Visually spectacular documentaries about mountain climbers seem to arrive regularly these days, perhaps because technological advances have made it easier for a camera crew to get where it needs to be. The films made by Jimmy Chin and Elizabeth Chai Vasarhelyi in particular have grabbed the public imagination, with Free Solo even winning the Best Documentary Feature Oscar two years ago. So the first question about The Alpinist, a portrait of Canadian climber Marc-André Leclerc, is whether another such movie has anything to add, or if it will just be same rock, different dude. (Alex Honnold, the subject of Free Solo, is among the talking heads here.) As it happens, this account is unique in a couple of respects: one very sad, and the other immensely frustrating. In essence, The Alpinist is a movie about someone who doesn’t particularly want to be in a movie—or at least doesn’t care whether or not the movie gets made.
To some degree, that’s what’s interesting about Leclerc, who’s not at all a charismatic chatterbox like Honnold. His girlfriend, fellow climber Brette Harrington, loving describes him as socially awkward, though “iconoclast” might be le mot juste; we hear stories about him living for months at the bottom of a stairwell (with Brette, eventually!), and he seems to emerge from out of nowhere in the climbing world, performing remarkable ascents with virtually no publicity—initially, not even with much notice from his peers. For Leclerc, scaling difficult peaks is its own reward, irrespective of whether anyone else knows that he did it. Still, that degree of talent couldn’t stay hidden forever. Other climbers speak of his exploits with awe, marveling at his ability to navigate every kind of terrain, and to shift back and forth between rock and ice in winter climbs that almost nobody else even attempts. (This entails constantly changing your shoes.) Before long, he’s gearing up to tackle some of the globe’s most treacherous peaks.
Here’s the problem for directors Peter Mortimer (who also narrates) and Nick Rosen, though: Leclerc doesn’t want a camera crew with him. Despite having agreed to take part in the project, it appears as if he never thought through what that would entail. You can’t truly “solo,” after all, with other people observing your progress from a few feet away the whole time—it’s a bit like inviting somebody to hang out with you in an isolation tank. Consequently, at a certain point in the film, Leclerc flat-out ghosts the filmmakers, ignoring their phone calls and telling them nothing about what he’s doing. On the one hand, it’s amusing to watch them gnash their teeth as they learn about their subject’s continuing adventures via other climbers’ social-media accounts. On the other (and far more important) hand, though, Leclerc’s most notable climbs don’t get filmed at all. After a while, he relents a little and agrees to let a friend and fellow alpinist accompany him to shoot footage, and even to carry a camera himself.
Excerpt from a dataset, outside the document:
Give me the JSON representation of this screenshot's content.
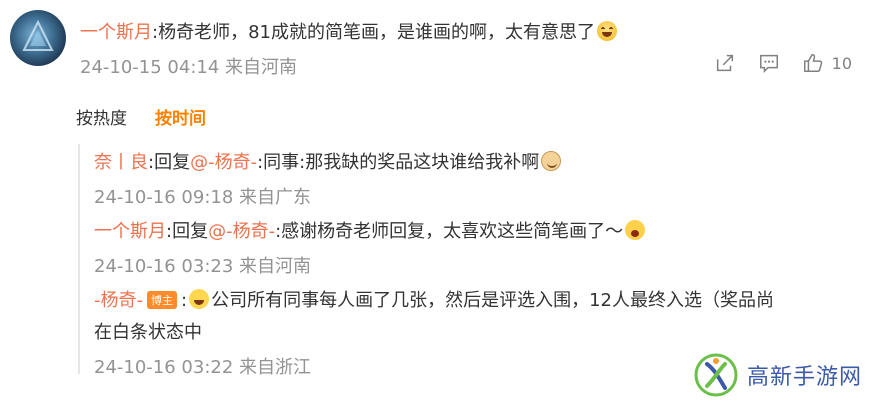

Nevertheless, his efforts to reach the summit of Torre Egger in Patagonia barely get chronicled, with Leclerc apparently having only remembered to turn the camera on twice during his second, successful ascent—once to capture a lovely sunset over his shoulder, and then again when he’s already atop the mountain, celebrating his victory.
Truth be told, there’s something admirable about the sheer lack of fucks that Leclerc has to give, which reflects the purity of his love for climbing rather than mere punk attitude (even if we do get a random Gang Of Four needle drop at one point). And it’s not as if The Alpinist is devoid of rock-scaling thrills and majesty, since Leclerc does let the directors tag along for climbs he considers relatively unimportant. He even performs one ascent expressly for the camera, after having insisted on doing it alone the first time. Still, this is a movie, not a book or feature article. And having a subject who largely refuses to cooperate, thereby forcing the filmmakers to sit around at home and relate much of what happens indirectly, doesn’t exactly make for a classic. The best that can be said is that Leclerc’s partial absence paves the way for a tragic epilogue (which anyone who looks him up will immediately learn, and most of you can probably guess, though the film withholds that information until the very end). The film ultimately becomes an ardent tribute to a young man whose desire to be observed and celebrated was all but nonexistent.